Let $V$ a finite dimensional $k$-vector space, then we have the following canonical isomorphism $\def\Hom{\operatorname{Hom}}\Hom(V,V) \cong V \otimes_k V^*$. And the trace corresponds to the canonical linear map $V \otimes_k V^* \to k$. The composition map $c \colon \Hom(V,V) \otimes_k \Hom(V,V) \to \Hom(V,V)$ is given by $$ \Hom(V,V) \otimes_k \Hom(V,V) \cong (V \otimes_k V^*) \otimes_k (V \otimes_k V^*) \cong V \otimes_k (V^* \otimes_k V) \otimes_k V^* \to V \otimes_k V^* $$ where the applied map is again the canonical map. Now let $s \colon \Hom(V,V) \otimes_k \Hom(V,V) \to \Hom(V,V) \otimes_k \Hom(V,V)$ denote the "swapping" map $s(A \otimes B) = B \otimes A$. Then we have to prove that $\mathrm{ tr}\circ c = \mathrm{tr} \circ c \circ s$, as maps
$$ (V \otimes_k V^*) \otimes_k (V \otimes_k V^*) \to k $$ Now applying $c$ applies the canonical map to the inner factors and applying the trace to the outer factors then. Applying $s$ just switches the factors, the former inner ones become outer ones and vice versa. Hence both maps agree on the simple tensors and by linearity on the whole space.

2
On

Every matrix can be decomposed into a symmetric and antisymmetric part:

$$T=S+A$$ where $S=\frac12(T+T^T)$ and $A=\frac12(T-T^T)$. Evaluate:

$$T_1T_2-T_2T_1=(S_1 S_2-S_2S_1)+(S_1 A_2-A_2S_1)+(A_1 S_2-A_2S_1)+(A_1 A_2-A_2A_1)$$ Now, the first and last terms give the trace identically zero, because $A_1A_2=(-A_1^T)(-A_2^T)=(A_2A_1)^T$ and the trace is independent of transposition (the same is true for $Tr(S_1S_2)$). The middle two terms consist of products of symmetric and antisymmetric matrices. To prove that $Tr(SA)$ (a product of a symmetric and antisymmetric matrix) is zero, you have to employ further properties of the trace. But that can be shown through diagonalization (which preserves trace). In the basis system of the matrix $S$, we have a product of a diagonal and antisymmetric matrix, which very obviously has nothing on the diagonal at all.

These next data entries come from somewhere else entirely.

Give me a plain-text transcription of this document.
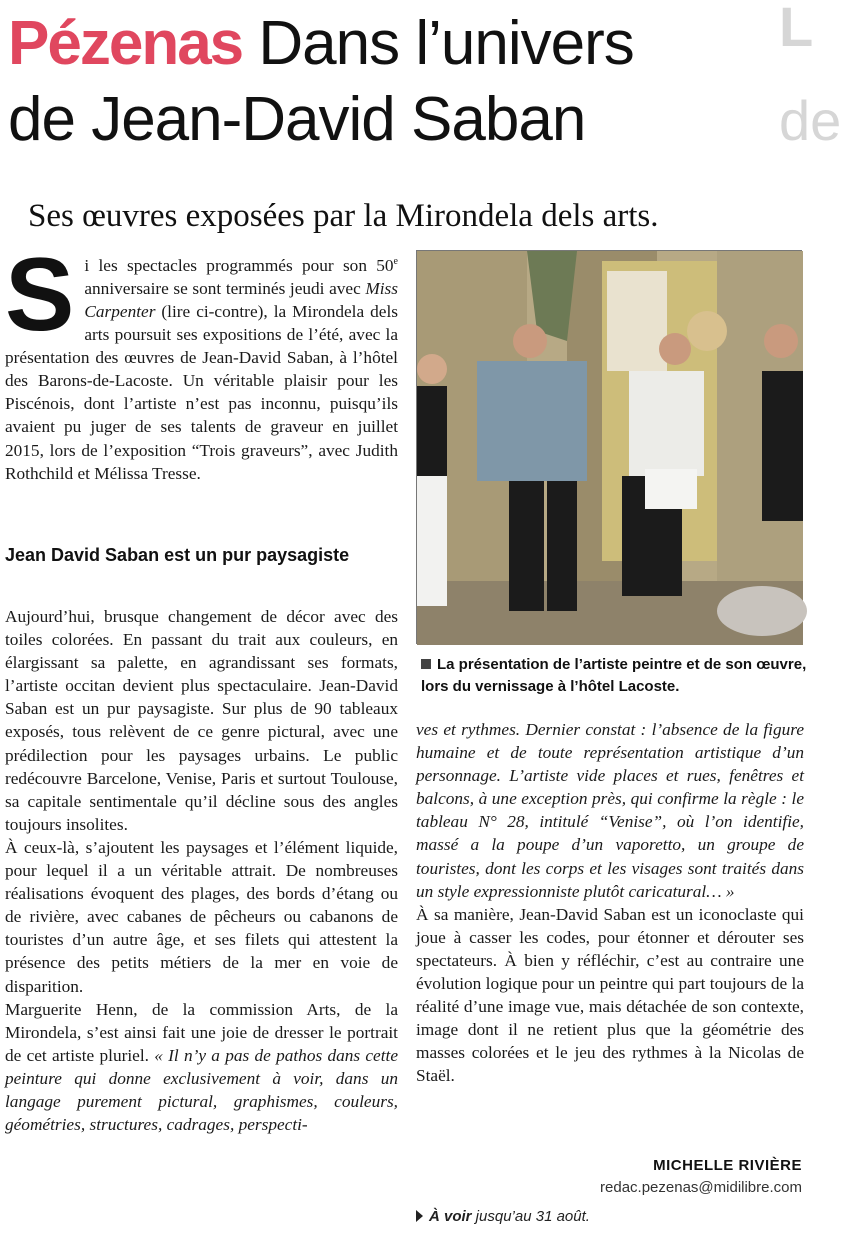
L
de
Pézenas Dans l’univers
de Jean-David Saban
Ses œuvres exposées par la Mirondela dels arts.
Si les spectacles programmés pour son 50e anniversaire se sont terminés jeudi avec Miss Carpenter (lire ci-contre), la Mirondela dels arts poursuit ses expositions de l’été, avec la présentation des œuvres de Jean-David Saban, à l’hôtel des Barons-de-Lacoste. Un véritable plaisir pour les Piscénois, dont l’artiste n’est pas inconnu, puisqu’ils avaient pu juger de ses talents de graveur en juillet 2015, lors de l’exposition “Trois graveurs”, avec Judith Rothchild et Mélissa Tresse.
Jean David Saban est un pur paysagiste

Aujourd’hui, brusque changement de décor avec des toiles colorées. En passant du trait aux couleurs, en élargissant sa palette, en agrandissant ses formats, l’artiste occitan devient plus spectaculaire. Jean-David Saban est un pur paysagiste. Sur plus de 90 tableaux exposés, tous relèvent de ce genre pictural, avec une prédilection pour les paysages urbains. Le public redécouvre Barcelone, Venise, Paris et surtout Toulouse, sa capitale sentimentale qu’il décline sous des angles toujours insolites.

À ceux-là, s’ajoutent les paysages et l’élément liquide, pour lequel il a un véritable attrait. De nombreuses réalisations évoquent des plages, des bords d’étang ou de rivière, avec cabanes de pêcheurs ou cabanons de touristes d’un autre âge, et ses filets qui attestent la présence des petits métiers de la mer en voie de disparition.

Marguerite Henn, de la commission Arts, de la Mirondela, s’est ainsi fait une joie de dresser le portrait de cet artiste pluriel. « Il n’y a pas de pathos dans cette peinture qui donne exclusivement à voir, dans un langage purement pictural, graphismes, couleurs, géométries, structures, cadrages, perspecti-

La présentation de l’artiste peintre et de son œuvre, lors du vernissage à l’hôtel Lacoste.

ves et rythmes. Dernier constat : l’absence de la figure humaine et de toute représentation artistique d’un personnage. L’artiste vide places et rues, fenêtres et balcons, à une exception près, qui confirme la règle : le tableau N° 28, intitulé “Venise”, où l’on identifie, massé a la poupe d’un vaporetto, un groupe de touristes, dont les corps et les visages sont traités dans un style expressionniste plutôt caricatural… »

À sa manière, Jean-David Saban est un iconoclaste qui joue à casser les codes, pour étonner et dérouter ses spectateurs. À bien y réfléchir, c’est au contraire une évolution logique pour un peintre qui part toujours de la réalité d’une image vue, mais détachée de son contexte, image dont il ne retient plus que la géométrie des masses colorées et le jeu des rythmes à la Nicolas de Staël.

MICHELLE RIVIÈRE
redac.pezenas@midilibre.com
À voir jusqu’au 31 août.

So, we proved $Tr(T_1 T_2)-Tr(T_2T_1)=0$.


Maybe a deeper meaning can be handwaved this way: frequently, a matrix represents a tensor (in physics), and it's useful to see tensors as directionally dependent generalizations of scalars. In that case, the trace picks out the isotropic (scalar) part of the quantity. It's very common to decompose a matrix into an isotropic part, traceless symmetric, and antisymmetric parts (the last one is also traceless by definition, but it makes sense to write it separately). But scalars commute. So the trace, which talks about the scalar part of the matrix, should be independent on the order of multiplication, just like scalars are.